Comment juger sereinement
un oracle qui
s’ingénia tant à brouiller les
pistes ? Il a toujours été attentif à protéger ses
vraies motivations, personnelles et politiques, tout en étalant complaisamment
en public, devant ses intimes ou les hôtes étrangers, ses passions, ses
curiosités innombrables, voire ses petites manies : la lecture, le sport,
les recettes de cuisine ou les méthodes
d’élevage, il était l’éclectisme poussé au paroxysme. Il avait un avis
définitif sur presque tout et aimait tenter de
l’imposer aux autres.
Etre le
premier, le meilleur, le plus ferme. « Fidel a toujours raison », disait
Celia Sanchez, la compagne très affectionnée dans le maquis de la
sierra Maestra, gouvernante efficace, puis secrétaire du gouvernement qui, plus
qu’aucun autre de l’entourage du monarque Fidel, a tenté d’ordonner l’emploi du
temps débridé du Lider Maximo. « Chef suprême » : ce titre résumait la
totalité des pouvoirs politiques et militaires qu’ il a exercés sans partage et
si longtemps.
On sait tout
de ce qui importait le moins. De ses performances à la pêche sous-marine, sport préféré
qu’il pratiquait à Cayo Piedra, un îlot préservé dans la baie de Guantanamo, où
il recevait parfois ses hôtes de marque. Du record de coupe de la canne à sucre
établi en un seul jour par Fidel, à la fin des années 1960, lorsqu’il
s’agissait d’inciter les macheteros à se surpasser :
anecdotes largement reproduites par la presse cubaine à la dévotion du numéro
un, depuis son arrivée à La Havane, en janvier 1959, jusqu’à la fin.
Médias
« aux ordres »
De façon peu
convaincante, Fidel n’a cessé de critiquer ces
médias « aux ordres », de réclamer formellement
une presse plus audacieuse… En vain, bien sûr. A moins que ce décalage étonnant
entre les injonctions du commandant en chef et des médias immuablement
monocordes n’ait illustré ce goût profond pour l’ambiguïté de Fidel.
Castro était
un disciple et admirateur de José Marti, héros des guerres d’indépendance, qui
recommandait de dissimuler le
plus longtemps possible le coup que l’on voulait porter. Un «
conspirateur dans l’âme », selon Tad Szulc, journaliste du New York Times,
reçu plusieurs mois à Cuba et autorisé exceptionnellement à consulter les
archives du gouvernement pour rédiger une
biographie du Lider Maximo. « Un maître dans l’art de se dissimuler aux
yeux des autres », ajoutait-il. Entre Machiavel et Marx.
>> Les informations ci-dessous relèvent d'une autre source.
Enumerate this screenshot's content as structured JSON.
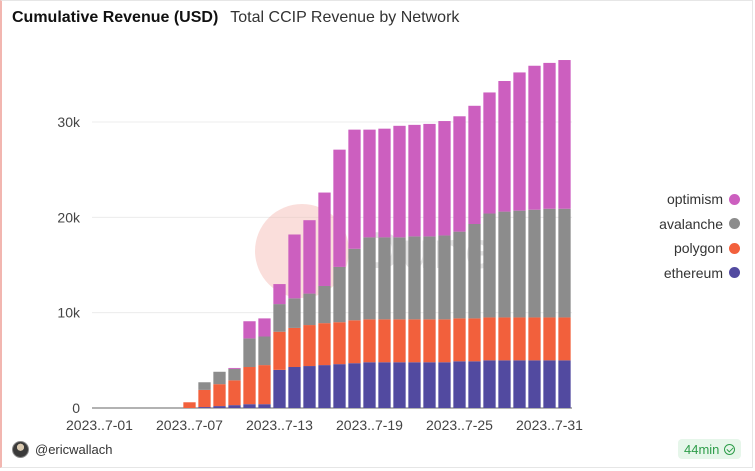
{
  "header": {
    "title": "Cumulative Revenue (USD)",
    "subtitle": "Total CCIP Revenue by Network"
  },
  "footer": {
    "username": "@ericwallach",
    "refresh_badge": "44min"
  },
  "watermark": {
    "text": "Dune"
  },
  "legend": [
    {
      "label": "optimism",
      "color": "#cc5fbf"
    },
    {
      "label": "avalanche",
      "color": "#8c8c8c"
    },
    {
      "label": "polygon",
      "color": "#f2603c"
    },
    {
      "label": "ethereum",
      "color": "#524aa0"
    }
  ],
  "chart_data": {
    "type": "bar",
    "stacked": true,
    "title": "Cumulative Revenue (USD)",
    "subtitle": "Total CCIP Revenue by Network",
    "xlabel": "",
    "ylabel": "",
    "ylim": [
      0,
      37000
    ],
    "yticks": [
      0,
      10000,
      20000,
      30000
    ],
    "ytick_labels": [
      "0",
      "10k",
      "20k",
      "30k"
    ],
    "xtick_labels": [
      "2023..7-01",
      "2023..7-07",
      "2023..7-13",
      "2023..7-19",
      "2023..7-25",
      "2023..7-31"
    ],
    "xtick_positions": [
      1,
      7,
      13,
      19,
      25,
      31
    ],
    "categories": [
      "2023-07-01",
      "2023-07-02",
      "2023-07-03",
      "2023-07-04",
      "2023-07-05",
      "2023-07-06",
      "2023-07-07",
      "2023-07-08",
      "2023-07-09",
      "2023-07-10",
      "2023-07-11",
      "2023-07-12",
      "2023-07-13",
      "2023-07-14",
      "2023-07-15",
      "2023-07-16",
      "2023-07-17",
      "2023-07-18",
      "2023-07-19",
      "2023-07-20",
      "2023-07-21",
      "2023-07-22",
      "2023-07-23",
      "2023-07-24",
      "2023-07-25",
      "2023-07-26",
      "2023-07-27",
      "2023-07-28",
      "2023-07-29",
      "2023-07-30",
      "2023-07-31",
      "2023-08-01"
    ],
    "grid": true,
    "legend_position": "right",
    "series": [
      {
        "name": "ethereum",
        "color": "#524aa0",
        "values": [
          0,
          0,
          0,
          0,
          0,
          0,
          0,
          100,
          200,
          300,
          400,
          400,
          4000,
          4300,
          4400,
          4500,
          4600,
          4700,
          4800,
          4800,
          4800,
          4800,
          4800,
          4800,
          4900,
          4900,
          5000,
          5000,
          5000,
          5000,
          5000,
          5000
        ]
      },
      {
        "name": "polygon",
        "color": "#f2603c",
        "values": [
          0,
          0,
          0,
          0,
          0,
          0,
          600,
          1800,
          2300,
          2600,
          3900,
          4100,
          4000,
          4100,
          4300,
          4400,
          4400,
          4500,
          4500,
          4500,
          4500,
          4500,
          4500,
          4500,
          4500,
          4500,
          4500,
          4500,
          4500,
          4500,
          4500,
          4500
        ]
      },
      {
        "name": "avalanche",
        "color": "#8c8c8c",
        "values": [
          0,
          0,
          0,
          0,
          0,
          0,
          0,
          800,
          1300,
          1200,
          3000,
          3000,
          2900,
          3100,
          3300,
          3900,
          5800,
          7500,
          8600,
          8600,
          8600,
          8700,
          8700,
          8800,
          9100,
          9900,
          10900,
          11100,
          11200,
          11300,
          11400,
          11400
        ]
      },
      {
        "name": "optimism",
        "color": "#cc5fbf",
        "values": [
          0,
          0,
          0,
          0,
          0,
          0,
          0,
          0,
          0,
          100,
          1800,
          1900,
          2100,
          6700,
          7700,
          9800,
          12300,
          12500,
          11300,
          11400,
          11700,
          11700,
          11800,
          12000,
          12100,
          12400,
          12700,
          13700,
          14500,
          15100,
          15300,
          15600
        ]
      }
    ]
  }
}
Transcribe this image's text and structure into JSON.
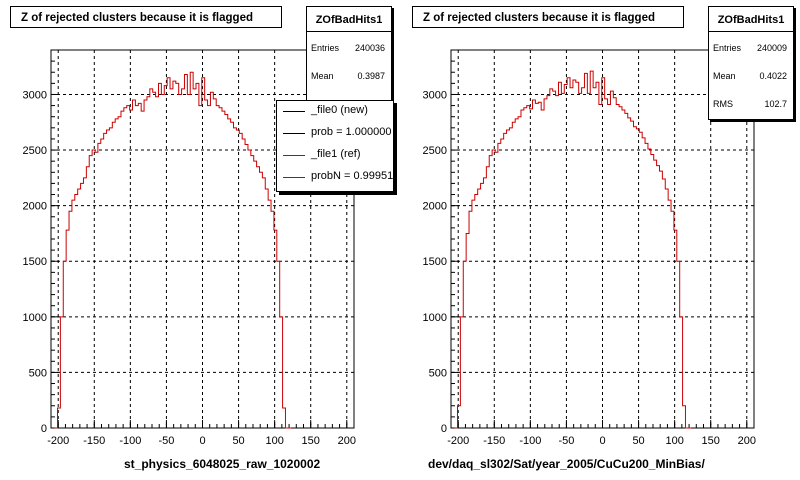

En politique, comme dans l’action, dans la
lutte armée à Cuba comme à l’extérieur – en Angola,
en Ethiopie, en Amérique latine –, Fidel
s’est efforcé de dissimuler ses intentions et ses objectifs. Il est souvent
parvenu à transformer un
échec militaire en victoire politique. Quel meilleur exemple, dès
le début, que l’assaut manqué lamentablement contre la caserne Moncada, le
26juillet 1953 ? Ou que le débarquement raté du Granma – « un naufrage »,
disait Ernesto Che Guevara – sur la côte orientale de Cuba, en décembre1956 ?
Castro s’est
avancé masqué pendant la guérilla et dès son entrée en héros à La Havane,
triomphant de la dictature de Fulgencio Batista. « La révolution cubaine
est une démocratie humaniste », disait-il lors de son voyage de
vainqueur aux Etats- Unis, en avril 1959. Il a attendu deux ans pour se proclamer marxiste-léniniste
et plus encore pour créer, du jour au
lendemain, un « nouveau » Parti communiste cubain,
dont le comité central de cent membres – tous anciens compagnons de guérilla
dans la sierra Maestra, le massif montagneux du sud de l’île – a été composé
par ses soins.
Puis, il a
lâché des semi-confidences, des allusions qui embrouillaient plus qu’elles
n’explicitaient. « J’étais presque communiste » avant de prendre le
pouvoir, a-t-il ensuite assuré. Szulc a affirmé que Castro avait, dès son
arrivée au pouvoir, mis en place un gouvernement « parallèle » secret,
qu’il avait signé un pacte, également secret, avec les vieux communistes du Parti socialiste populaire
et rencontré, dès l’automne 1959, un émissaire soviétique. Le même auteur,
pourtant, a conclu que Castro avait « mis le grappin » sur les
communistes cubains, et non l’inverse.